I threw myself down into the pillow, pulled the sheets about me, and to distract myself from night terrors I concentrated on my last exchange with Sageous.
“The difficult way?” he had asked, as if surprised I would consider it. “The difficult way would be to complete the spell’s work for it. Each enchantment is an act of will that strives towards completion. The desires of the most powerful, when spoken, when enunciated along the paths that their art has graven within the fabric of what is, become like living things. The spell will twist and turn; it will change, consider, conspire until it achieves the aim that formed it.
“The spell is incomplete because the target remains. Destroy that target, and the enchantment, this curse that bends you to its own ends, will fade away.”
I had thought of the eyes behind that mask.
“Kill Snorri, you say?” The easy way did sound easier.
The eyes that had glittered behind the slits in that porcelain work of masquerade, those same eyes had watched me through my nightmares. My skin crawled with the possibility of that scrutiny even now. The linen sheets I held were a child’s protection, and even steel armour would offer no salvation against this horror. Kill Snorri?
“A simple matter that I can arrange for you, my prince.” Everything the heathen said sounded reasonable.
“No, truly, I can’t. He’s become something of a f—” I bit that off. “Something of a trusted retainer.”
Sageous had shaken his head, lines of text blurring before my eyes. “This is a madness you have fallen into, my prince. The barbarian has taken you prisoner—a hostage to his own fortunes—and drags you into terrible danger. A wise man, Lord Stoccolm, wrote of this many centuries ago. By degrees the prisoner comes to see his captor as a friend. You have fallen into his dream, Prince Jalan. Time to wake up.”
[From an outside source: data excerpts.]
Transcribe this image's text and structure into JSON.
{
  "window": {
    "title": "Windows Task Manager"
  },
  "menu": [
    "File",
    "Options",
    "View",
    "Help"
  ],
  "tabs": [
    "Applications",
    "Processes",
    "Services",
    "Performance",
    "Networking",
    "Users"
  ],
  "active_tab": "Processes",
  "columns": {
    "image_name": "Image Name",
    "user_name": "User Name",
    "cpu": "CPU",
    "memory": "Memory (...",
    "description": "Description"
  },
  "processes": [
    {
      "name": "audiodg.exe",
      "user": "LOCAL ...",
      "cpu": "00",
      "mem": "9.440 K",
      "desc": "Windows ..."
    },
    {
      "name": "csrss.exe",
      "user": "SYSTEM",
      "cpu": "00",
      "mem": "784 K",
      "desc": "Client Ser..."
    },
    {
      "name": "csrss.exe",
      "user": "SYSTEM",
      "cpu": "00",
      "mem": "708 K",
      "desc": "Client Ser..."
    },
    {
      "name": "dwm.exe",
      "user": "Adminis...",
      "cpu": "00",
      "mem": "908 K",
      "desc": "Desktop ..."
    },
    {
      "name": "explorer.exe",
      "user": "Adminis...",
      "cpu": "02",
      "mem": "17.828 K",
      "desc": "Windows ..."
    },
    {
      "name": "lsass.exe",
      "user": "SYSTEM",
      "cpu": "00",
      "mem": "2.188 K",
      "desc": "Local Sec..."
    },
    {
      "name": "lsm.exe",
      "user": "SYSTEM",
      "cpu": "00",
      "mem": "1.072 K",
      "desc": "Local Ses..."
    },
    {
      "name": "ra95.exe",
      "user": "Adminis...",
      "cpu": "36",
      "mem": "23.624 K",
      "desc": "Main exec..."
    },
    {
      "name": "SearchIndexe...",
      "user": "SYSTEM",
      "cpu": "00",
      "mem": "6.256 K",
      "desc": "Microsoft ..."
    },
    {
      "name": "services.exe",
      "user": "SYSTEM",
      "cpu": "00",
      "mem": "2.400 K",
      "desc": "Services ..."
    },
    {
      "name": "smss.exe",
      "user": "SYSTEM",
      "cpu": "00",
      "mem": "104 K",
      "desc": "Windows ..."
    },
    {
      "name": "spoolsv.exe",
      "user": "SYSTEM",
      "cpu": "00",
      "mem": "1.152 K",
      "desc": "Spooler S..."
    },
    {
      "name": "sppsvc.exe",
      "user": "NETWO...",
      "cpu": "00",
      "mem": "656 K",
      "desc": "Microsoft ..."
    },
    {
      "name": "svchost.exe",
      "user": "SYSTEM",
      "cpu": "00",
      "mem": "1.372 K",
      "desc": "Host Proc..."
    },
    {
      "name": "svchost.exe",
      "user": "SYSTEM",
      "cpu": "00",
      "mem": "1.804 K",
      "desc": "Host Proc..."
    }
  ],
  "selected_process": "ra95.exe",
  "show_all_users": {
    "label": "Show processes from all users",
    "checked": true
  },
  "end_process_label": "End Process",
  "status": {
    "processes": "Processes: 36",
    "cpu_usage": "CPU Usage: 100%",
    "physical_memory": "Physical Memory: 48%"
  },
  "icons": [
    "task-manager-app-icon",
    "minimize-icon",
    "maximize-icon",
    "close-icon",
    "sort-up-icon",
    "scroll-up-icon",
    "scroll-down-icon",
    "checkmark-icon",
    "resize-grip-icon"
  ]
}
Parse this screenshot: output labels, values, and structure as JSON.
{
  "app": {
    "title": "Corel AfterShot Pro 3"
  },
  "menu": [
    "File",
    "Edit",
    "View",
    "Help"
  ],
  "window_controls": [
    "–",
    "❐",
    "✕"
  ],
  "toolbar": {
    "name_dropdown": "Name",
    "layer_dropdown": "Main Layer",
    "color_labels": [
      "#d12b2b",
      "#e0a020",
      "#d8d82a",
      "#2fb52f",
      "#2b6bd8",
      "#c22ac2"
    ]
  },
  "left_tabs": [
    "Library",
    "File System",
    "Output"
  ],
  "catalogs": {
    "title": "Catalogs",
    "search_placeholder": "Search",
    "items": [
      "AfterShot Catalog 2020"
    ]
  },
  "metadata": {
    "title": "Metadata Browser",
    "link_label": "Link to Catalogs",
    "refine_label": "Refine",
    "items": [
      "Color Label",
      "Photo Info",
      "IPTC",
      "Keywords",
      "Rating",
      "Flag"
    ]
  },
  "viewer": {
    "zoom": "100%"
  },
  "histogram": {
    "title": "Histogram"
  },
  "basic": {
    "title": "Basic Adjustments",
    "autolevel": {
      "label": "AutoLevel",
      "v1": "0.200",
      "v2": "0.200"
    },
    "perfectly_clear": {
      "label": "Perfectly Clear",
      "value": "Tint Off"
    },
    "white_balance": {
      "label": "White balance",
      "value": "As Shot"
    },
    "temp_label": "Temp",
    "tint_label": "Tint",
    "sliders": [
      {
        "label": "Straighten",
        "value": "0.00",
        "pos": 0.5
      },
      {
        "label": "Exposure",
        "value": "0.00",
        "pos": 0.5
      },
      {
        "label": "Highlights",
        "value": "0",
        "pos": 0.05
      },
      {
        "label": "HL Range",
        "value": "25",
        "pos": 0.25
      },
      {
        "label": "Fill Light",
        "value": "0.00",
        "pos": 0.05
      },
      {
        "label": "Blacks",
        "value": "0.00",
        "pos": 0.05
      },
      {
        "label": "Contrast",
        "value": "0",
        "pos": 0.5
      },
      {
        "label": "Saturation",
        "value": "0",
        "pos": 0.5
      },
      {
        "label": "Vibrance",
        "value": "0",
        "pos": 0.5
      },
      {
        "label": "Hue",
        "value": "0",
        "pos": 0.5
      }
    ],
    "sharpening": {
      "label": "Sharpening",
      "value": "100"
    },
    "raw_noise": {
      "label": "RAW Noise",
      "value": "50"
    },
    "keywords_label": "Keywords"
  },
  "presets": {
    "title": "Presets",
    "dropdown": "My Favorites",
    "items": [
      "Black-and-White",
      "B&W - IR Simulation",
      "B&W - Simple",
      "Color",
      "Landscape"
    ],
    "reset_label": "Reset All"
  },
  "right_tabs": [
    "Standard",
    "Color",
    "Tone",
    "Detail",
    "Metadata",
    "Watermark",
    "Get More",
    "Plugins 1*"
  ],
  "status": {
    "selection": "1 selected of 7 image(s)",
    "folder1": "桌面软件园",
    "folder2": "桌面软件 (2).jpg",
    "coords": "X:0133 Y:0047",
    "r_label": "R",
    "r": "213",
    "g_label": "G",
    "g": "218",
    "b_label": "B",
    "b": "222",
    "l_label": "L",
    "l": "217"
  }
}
And lying there in the silent dark of that room, with nothing but two handfuls of sheets for protection from the conviction that the nameless horror from Vermillion stood watching at the foot of my bed, I did try to wake. I ground my teeth and tried either to sleep or to wake—but only the memory of Sageous’s voice offered any escape.
“You merely need ask King Olidan for his protection—I will carry the message—and come morning this Norseman will occupy a pauper’s grave down by the river. You will wake a free man, ready to return to the life you were snatched from. Free to take up your old ways as if nothing had happened.”
I had to admit it had sounded very tempting. It still did. But my tongue kept refusing the words. Perhaps that too was part of this Stoccolm’s disease. “But he’s . . . well, a loyal retainer.” And of course, whilst I may be a liar and a cheat and a coward, I will never, ever, let down a loyal retainer. Unless, of course, it requires honesty, fair play, or bravery to avoid doing so—or an act that in some other manner mildly inconveniences me. “I see your point . . . still, there must be another way. Can’t you do something? A man with your skills?”
Again the shake of the head, so slow and slight that you could almost believe the sorrow. “Not without great risk, my prince, to myself and to you.” He turned those mild eyes on me and I felt the draw of them immediately, as if at any moment he could pull me in to drown. “There is a third way. The blood of the person who placed the curse on you.”
“Oh, I couldn’t—” The thought of that old witch unmanned me almost as much as the creature at the opera did. “The Silent Sister is too cunning and Grandmother dotes on her.”
Sageous nodded as if expecting this. “She has a twin. One whom fate may place in your path. The blood of the twin will accomplish the same goal. It will quench the spell’s fire.”
“A twin?” It was hard to imagine two such monsters. The blind-eye woman had always seemed so singular.
“She is named Skilfar.”
“God damn it all!” I’d heard of Skilfar. And anyone you’ve heard of is trouble. That’s bankable wisdom, that is. The Wicked Witch of the North—I’m sure I’d heard Grandmother call her that, smiling as if she’d said something clever. “Damn it all.” Killing Snorri would be hard. I’d been happy to spend his life in the blood pits against the possibility of coin. But now I knew him and it put a different shine on things. In fact, it soured the whole business of the pits. All the men there had lives, and I wasn’t sure I’d ever be able to enjoy the sport again knowing that. Life has ways of getting under your skin, spoiling your fun with too much information. Youth is truly the happiest time where we roll in the bliss of ignorance.